As an ax wielder, I’m a heckuva blogger. Still, this unanticipated mission was eventually accomplished, and though I braced for a couple of nights of eating Pop-Tarts in the dark, the power kicked back on right after 7 pm, just in time for baseball.

Losing a meaningless game to the Reds? Not really so bad.

9 comments to There Are Worse Things

  • Curt Emanuel

    Glad you made it through the storm ok. As for the game? Meh. Mets did some good things and some not so good things.

    Gotta tip my cap to the Reds bullpen. That was impressive. Lot of good OF defense too. I think I like that team when they aren’t playin bus.

  • eric1973

    Reds have been a lot of fun all year, and I am pulling for ’em. Rooting against Cubs due to Stroman. Against Texas due to deGrom and Scherzer, whether they are hurt or not, they would still get rings. Against Miami, because, to us, they are Torture Incorporated.

    So need to go for Philly, Reds, and Ariz/SF. And for Houston and Toronto to overtake Texas.

  • Guy K

    Gary Cohen has been conspicuously enthusiastic lately about how hard the Mets continue to play and how competitive their at-bats continue to be late in the season.

    That’s nice, Gary. They’re still 68-80. That’s still a complete and utter embarrassment, with no guarantee that next year will actually be better.

    I’m not sure when or why Gary Cohen turned into Warner Fusselle, but I don’t need to hear it.

  • K. Lastima

    Cohen is rapidly descending into a fanboy, especially regarding Lindor.

  • Seth

    It’s Gary’s job to make the games sound interesting, but what’s annoying is that Gary and Keith seem to be under the impression that had the Mets kept the team intact, they had a good chance of making a wildcard run. The thing is, even with the team as configured, they were going nowhere with no indication that they could turn things around. Do they think Scherzer and Verlander were suddenly going to turn things around?

  • eric1973

    I think they had a chance.
    Starting pitching was coming around with Q and V, and Senga, and Scherzer was on the verge. With their starting lineup even playing regular….

    • Eric

      The Mets have gone 21-26 since the sell-off. The way I speculate the ‘what if’ is to flip the W-L record to 26-21, which isn’t an unreasonable difference. 5 games. The Mets would be 74-75 and 3.5 games out of the 3rd wildcard right now with their remaining 4 series being 2 vs the Marlins and 2 vs the Phillies. 5 of the 6 teams ahead of the Mets would be within 4 games.

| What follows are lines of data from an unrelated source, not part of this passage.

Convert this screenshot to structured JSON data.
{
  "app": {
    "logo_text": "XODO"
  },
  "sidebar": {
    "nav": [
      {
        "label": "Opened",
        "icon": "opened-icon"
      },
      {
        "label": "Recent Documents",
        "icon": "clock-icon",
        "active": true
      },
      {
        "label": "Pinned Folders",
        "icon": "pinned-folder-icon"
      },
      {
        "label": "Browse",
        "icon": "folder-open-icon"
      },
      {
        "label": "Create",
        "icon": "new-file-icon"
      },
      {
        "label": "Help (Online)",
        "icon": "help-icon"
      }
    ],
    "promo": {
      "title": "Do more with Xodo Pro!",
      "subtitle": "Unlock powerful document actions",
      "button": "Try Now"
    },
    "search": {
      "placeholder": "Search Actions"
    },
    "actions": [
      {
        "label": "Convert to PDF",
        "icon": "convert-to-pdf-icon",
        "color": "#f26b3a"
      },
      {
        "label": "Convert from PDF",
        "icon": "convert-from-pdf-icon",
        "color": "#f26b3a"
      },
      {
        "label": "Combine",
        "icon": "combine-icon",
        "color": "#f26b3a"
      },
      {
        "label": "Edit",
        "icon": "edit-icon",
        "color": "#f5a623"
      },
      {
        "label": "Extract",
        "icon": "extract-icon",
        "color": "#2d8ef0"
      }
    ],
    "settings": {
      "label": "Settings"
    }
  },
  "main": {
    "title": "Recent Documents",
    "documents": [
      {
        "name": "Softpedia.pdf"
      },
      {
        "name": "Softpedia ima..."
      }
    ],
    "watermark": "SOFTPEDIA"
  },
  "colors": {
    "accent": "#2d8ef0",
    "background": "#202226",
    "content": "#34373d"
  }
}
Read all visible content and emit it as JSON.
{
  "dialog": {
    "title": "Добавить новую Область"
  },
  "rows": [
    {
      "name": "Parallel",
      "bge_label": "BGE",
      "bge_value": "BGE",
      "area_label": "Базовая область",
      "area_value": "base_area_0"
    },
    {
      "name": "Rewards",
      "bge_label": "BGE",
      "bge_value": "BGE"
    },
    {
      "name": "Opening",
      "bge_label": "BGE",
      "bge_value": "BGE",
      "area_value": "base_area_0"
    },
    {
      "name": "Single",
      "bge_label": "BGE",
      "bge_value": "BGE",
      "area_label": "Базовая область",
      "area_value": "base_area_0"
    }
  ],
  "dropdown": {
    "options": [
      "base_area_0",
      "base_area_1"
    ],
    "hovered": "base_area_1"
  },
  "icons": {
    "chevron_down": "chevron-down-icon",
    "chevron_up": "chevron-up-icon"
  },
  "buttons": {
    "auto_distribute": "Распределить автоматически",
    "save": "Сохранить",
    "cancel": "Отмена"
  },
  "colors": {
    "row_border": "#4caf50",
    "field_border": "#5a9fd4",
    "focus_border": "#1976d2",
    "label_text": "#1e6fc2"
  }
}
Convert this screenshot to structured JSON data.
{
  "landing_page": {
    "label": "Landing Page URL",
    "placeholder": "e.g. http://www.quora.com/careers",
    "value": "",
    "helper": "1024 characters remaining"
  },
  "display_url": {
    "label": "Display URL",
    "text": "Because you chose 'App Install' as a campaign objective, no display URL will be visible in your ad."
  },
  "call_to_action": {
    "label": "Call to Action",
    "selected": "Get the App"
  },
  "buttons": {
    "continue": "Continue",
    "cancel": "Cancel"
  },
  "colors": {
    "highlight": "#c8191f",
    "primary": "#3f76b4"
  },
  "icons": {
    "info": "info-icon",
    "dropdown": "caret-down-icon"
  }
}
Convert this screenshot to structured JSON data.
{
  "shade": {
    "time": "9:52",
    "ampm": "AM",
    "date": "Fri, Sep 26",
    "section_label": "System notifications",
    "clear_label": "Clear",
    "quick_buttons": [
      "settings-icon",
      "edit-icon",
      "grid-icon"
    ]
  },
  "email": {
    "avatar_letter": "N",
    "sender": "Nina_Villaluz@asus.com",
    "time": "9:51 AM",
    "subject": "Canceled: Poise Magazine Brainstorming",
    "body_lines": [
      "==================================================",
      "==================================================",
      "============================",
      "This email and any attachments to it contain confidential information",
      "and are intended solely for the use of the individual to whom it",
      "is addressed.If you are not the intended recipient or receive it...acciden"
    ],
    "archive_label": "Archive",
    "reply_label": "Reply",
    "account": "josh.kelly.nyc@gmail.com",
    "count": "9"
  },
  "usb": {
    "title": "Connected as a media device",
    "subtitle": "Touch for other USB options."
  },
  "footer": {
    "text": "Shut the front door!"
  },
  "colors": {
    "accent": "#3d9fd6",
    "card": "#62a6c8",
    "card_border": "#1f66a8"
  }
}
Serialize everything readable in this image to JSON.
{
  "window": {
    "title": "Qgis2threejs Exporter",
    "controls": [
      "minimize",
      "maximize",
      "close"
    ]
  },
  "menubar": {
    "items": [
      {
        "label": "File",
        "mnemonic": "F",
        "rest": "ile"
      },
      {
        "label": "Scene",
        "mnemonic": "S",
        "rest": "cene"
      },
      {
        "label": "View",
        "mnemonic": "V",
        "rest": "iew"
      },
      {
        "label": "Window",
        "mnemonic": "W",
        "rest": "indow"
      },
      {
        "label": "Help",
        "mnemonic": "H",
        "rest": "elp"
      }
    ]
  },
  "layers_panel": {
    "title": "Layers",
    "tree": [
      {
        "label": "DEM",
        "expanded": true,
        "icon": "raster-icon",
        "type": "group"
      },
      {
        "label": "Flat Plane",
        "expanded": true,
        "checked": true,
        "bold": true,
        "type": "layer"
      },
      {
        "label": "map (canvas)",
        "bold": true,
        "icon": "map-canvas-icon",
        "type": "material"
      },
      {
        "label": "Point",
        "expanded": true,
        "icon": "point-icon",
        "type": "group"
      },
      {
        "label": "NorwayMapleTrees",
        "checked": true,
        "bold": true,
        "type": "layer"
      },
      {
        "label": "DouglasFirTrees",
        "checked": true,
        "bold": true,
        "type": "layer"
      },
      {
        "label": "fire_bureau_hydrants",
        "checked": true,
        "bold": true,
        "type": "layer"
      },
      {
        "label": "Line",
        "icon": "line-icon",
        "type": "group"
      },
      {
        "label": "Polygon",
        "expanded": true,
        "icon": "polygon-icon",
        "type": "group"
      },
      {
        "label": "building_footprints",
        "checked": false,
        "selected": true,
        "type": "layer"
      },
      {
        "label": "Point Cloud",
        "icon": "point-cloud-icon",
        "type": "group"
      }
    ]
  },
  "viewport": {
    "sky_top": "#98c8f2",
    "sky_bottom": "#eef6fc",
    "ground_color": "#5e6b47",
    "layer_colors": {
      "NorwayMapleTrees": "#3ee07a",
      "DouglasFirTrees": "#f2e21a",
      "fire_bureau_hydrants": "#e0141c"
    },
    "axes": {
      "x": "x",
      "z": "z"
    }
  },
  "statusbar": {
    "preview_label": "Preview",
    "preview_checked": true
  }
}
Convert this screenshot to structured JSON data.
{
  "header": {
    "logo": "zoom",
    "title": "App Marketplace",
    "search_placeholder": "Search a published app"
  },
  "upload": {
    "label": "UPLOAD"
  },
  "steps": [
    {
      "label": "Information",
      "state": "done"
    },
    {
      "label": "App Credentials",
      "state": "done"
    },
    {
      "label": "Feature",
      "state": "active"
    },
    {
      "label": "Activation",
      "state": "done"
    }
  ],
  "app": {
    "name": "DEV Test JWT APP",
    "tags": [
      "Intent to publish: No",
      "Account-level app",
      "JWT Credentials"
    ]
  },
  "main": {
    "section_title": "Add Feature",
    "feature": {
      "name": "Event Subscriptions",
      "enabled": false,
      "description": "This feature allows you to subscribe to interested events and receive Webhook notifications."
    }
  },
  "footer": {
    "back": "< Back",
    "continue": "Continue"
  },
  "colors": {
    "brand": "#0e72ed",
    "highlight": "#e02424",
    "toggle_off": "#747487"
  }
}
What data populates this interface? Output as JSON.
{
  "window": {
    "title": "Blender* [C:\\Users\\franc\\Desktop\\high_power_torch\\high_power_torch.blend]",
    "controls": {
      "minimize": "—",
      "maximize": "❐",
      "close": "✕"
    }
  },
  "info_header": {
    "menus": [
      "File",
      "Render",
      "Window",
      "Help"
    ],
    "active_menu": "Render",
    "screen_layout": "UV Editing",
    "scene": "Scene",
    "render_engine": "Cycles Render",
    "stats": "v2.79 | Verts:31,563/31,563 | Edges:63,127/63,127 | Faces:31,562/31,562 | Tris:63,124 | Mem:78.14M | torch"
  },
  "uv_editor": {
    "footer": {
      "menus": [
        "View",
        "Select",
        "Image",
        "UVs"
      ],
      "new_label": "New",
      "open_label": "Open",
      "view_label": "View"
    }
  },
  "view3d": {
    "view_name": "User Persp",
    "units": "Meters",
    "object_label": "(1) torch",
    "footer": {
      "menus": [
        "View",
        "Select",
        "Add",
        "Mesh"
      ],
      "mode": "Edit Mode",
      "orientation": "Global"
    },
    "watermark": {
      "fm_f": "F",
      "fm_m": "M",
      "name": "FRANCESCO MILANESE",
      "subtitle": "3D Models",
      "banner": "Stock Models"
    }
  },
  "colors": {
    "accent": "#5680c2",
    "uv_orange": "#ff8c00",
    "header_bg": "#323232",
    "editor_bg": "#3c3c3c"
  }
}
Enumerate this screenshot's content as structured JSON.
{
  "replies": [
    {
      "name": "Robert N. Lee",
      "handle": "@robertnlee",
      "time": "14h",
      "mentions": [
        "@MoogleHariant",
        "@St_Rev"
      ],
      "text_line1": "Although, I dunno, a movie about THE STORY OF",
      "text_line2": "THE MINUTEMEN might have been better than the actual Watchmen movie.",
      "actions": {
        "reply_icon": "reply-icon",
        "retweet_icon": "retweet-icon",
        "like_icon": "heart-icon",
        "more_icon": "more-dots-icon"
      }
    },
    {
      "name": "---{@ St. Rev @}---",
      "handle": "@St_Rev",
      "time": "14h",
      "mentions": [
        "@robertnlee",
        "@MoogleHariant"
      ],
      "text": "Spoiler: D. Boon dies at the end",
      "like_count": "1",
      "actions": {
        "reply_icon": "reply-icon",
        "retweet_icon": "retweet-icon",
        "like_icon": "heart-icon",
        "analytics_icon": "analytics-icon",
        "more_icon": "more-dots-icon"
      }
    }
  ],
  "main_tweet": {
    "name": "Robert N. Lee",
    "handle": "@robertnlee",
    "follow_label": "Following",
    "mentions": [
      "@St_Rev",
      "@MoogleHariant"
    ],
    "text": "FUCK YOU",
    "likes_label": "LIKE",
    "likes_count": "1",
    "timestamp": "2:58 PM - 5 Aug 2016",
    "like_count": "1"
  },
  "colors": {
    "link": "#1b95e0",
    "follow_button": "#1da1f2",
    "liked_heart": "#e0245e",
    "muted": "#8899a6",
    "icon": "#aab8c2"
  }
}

The 6th team, the Phillies, would be 7 in front of the Mets with 7 to play vs the Mets. I don’t know what the Cubs, Reds, Diamondbacks, and Giants’ schedules are, but if the Mets could take care of the Marlins and Phillies, they’d need just 2 of the 4 other teams to choke over their last 12-13 games.

  • Eric

    “And your recapper spent the afternoon and early evening in a house without power, courtesy of the winds of Hurricane Lee blasting by to the east of Maine. Besides bringing down a critical power line somewhere, those winds felled a big pine that settled across the dirt road to the house” sounds like the opening of a Stephen King story, say the The Mist.

    As is at 69-80 without a reasonable hope to even finish at .500, spoiling the Diamondbacks or Reds’ wildcard bid is one thing. Spoiling the wildcard for the Marlins and maybe the Phillies is something else, though the Mets of today may not have the emotional association with that idea that their fans do.

  • eric1973

    Forgot to mention also need SEATTLE to stay ahead of Texas as well.

    Thing is, with 20 teams all tied for the final playoff spots, its really just a mess, with nobody ahead of anybody, and so no real catching up to do for anybody.

    BTW, there’s some rumor going around that LA and Atlanta have clinched something called FIRST PLACE? Remember when THAT was a thing?

    Now all anybody cares about are some average teams fighting for a 3RD WC spot.

    Is this really more exciting than it used to be?